To sidetrack version tracking, I do my computations with .data directly and have no mark_dirty in some places (invertible computations are not very well supported for now…)

	class InvertibleResidualInplaceFunction(torch.autograd.function.Function):
		bug = False

		@staticmethod
		def forward(ctx, nonlinearity, x, *residual):
			ctx.nonlinearity = nonlinearity
			assert ctx.nonlinearity and ctx.nonlinearity[0] in ['leaky_relu']
			
			y = x.data
			for r in residual:
				y += r
			y = getattr(F, ctx.nonlinearity[0])(y, *ctx.nonlinearity[1:], inplace = True)
			ctx.num_residual = len(residual)
			
			if ResidualActivation.InvertibleResidualInplaceFunction.bug:
				residual = []
			
			#ctx.mark_dirty(x)
			ctx.save_for_backward(x, *residual)
			return x

		@staticmethod
		def backward(ctx, grad_output):
			x, *residual = ctx.saved_tensors
			y = x.data
			mask = torch.ones_like(grad_output).masked_fill_(x < 0, ctx.nonlinearity[1])
			grad_output *= mask
			y /= mask
			for r in residual:
				y -= r
			return (None, ) + (grad_output,) * (1 + ctx.num_residual)

class InplaceBatchNorm1d(nn.BatchNorm1d):
	def forward(self, input):
		return InplaceBatchNorm1d.Function.apply(input, self.weight, self.bias, self.running_mean, self.running_var, self.eps, self.momentum, self.training)

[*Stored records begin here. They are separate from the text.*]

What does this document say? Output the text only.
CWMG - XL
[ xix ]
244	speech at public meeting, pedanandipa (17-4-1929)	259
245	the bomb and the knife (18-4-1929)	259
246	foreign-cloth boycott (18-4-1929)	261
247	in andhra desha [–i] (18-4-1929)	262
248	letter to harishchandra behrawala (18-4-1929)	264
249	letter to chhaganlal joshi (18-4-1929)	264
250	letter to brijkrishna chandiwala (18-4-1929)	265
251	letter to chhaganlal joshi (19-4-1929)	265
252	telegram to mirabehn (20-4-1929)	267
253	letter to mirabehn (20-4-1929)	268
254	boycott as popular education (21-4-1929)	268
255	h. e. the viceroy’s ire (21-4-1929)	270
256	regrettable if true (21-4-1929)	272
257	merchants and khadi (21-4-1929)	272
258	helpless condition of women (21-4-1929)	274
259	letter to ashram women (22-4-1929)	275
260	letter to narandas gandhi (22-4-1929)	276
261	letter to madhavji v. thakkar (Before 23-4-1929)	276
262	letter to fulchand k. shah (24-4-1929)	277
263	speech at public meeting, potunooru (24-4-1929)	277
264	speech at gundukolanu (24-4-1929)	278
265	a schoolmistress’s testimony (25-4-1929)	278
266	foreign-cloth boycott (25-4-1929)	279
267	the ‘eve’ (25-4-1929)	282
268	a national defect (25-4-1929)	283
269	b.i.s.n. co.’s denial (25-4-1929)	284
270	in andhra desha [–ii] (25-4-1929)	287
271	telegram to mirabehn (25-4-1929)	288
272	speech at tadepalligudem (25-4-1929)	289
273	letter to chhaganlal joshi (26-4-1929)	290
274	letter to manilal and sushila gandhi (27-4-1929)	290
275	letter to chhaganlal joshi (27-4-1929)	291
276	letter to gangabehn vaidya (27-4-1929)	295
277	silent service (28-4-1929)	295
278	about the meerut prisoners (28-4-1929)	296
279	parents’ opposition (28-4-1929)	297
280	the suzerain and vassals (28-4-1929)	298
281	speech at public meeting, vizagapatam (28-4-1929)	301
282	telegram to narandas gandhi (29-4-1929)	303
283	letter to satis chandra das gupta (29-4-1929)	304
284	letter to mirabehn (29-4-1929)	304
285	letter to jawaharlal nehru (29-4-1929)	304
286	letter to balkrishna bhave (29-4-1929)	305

	class Function(torch.autograd.function.Function):
		@staticmethod
		def forward(ctx, input, weight, bias, running_mean, running_var, eps, momentum, training):
			mean, var = torch.batch_norm_update_stats(input, running_mean, running_var, momentum) if training else (running_mean, running_var)
			invstd = (var + eps).rsqrt_()
			output = torch.batch_norm_elemt(input, weight, bias, mean, invstd, 0, out = input)
			ctx.training = training
			ctx.save_for_backward(input, weight, bias, mean, invstd)
			ctx.mark_dirty(input)
			return input

		@staticmethod
		def backward(ctx, grad_output):
			assert ctx.training
			saved_output, weight, bias, mean, invstd = ctx.saved_tensors
			saved_input = torch.batch_norm_elemt(saved_output, invstd.reciprocal(), mean, bias, weight.reciprocal(), 0, out = saved_output)
			sum_dy, sum_dy_xmu, grad_weight, grad_bias = torch.batch_norm_backward_reduce(grad_output, saved_input, mean, invstd, weight, *ctx.needs_input_grad[:3])
			divisor = saved_input.numel() // saved_input.size(1)
			mean_dy = sum_dy.div_(divisor)
			mean_dy_xmu = sum_dy_xmu.div_(divisor)
			grad_input = torch.batch_norm_backward_elemt(grad_output, saved_input, mean, invstd, weight, mean_dy, mean_dy_xmu)
			return grad_input, grad_weight, grad_bias, None, None, None, None, None

# later on
residual = [...]
x = ...
residual_inputs = [bn(conv(r)) for conv, bn, r in zip(self.conv_residual, self.bn_residual, residual)]
x = self.activation(bn(conv(x)), residual = residual_inputs)
# activation applies the activation function, and bn is instance of this inplace batchnorm

Also, even when not saving for backward in ResidualActivation, the max_memory_reserved is not decreasing. Despite that BatchNorm is done inplace, and activation is inplace as well…

@tom I found a bug in my benchmarking. So this is no longer relevant :frowning: I still updated the caching allocator issue for the usecase of debugging save_for_backward.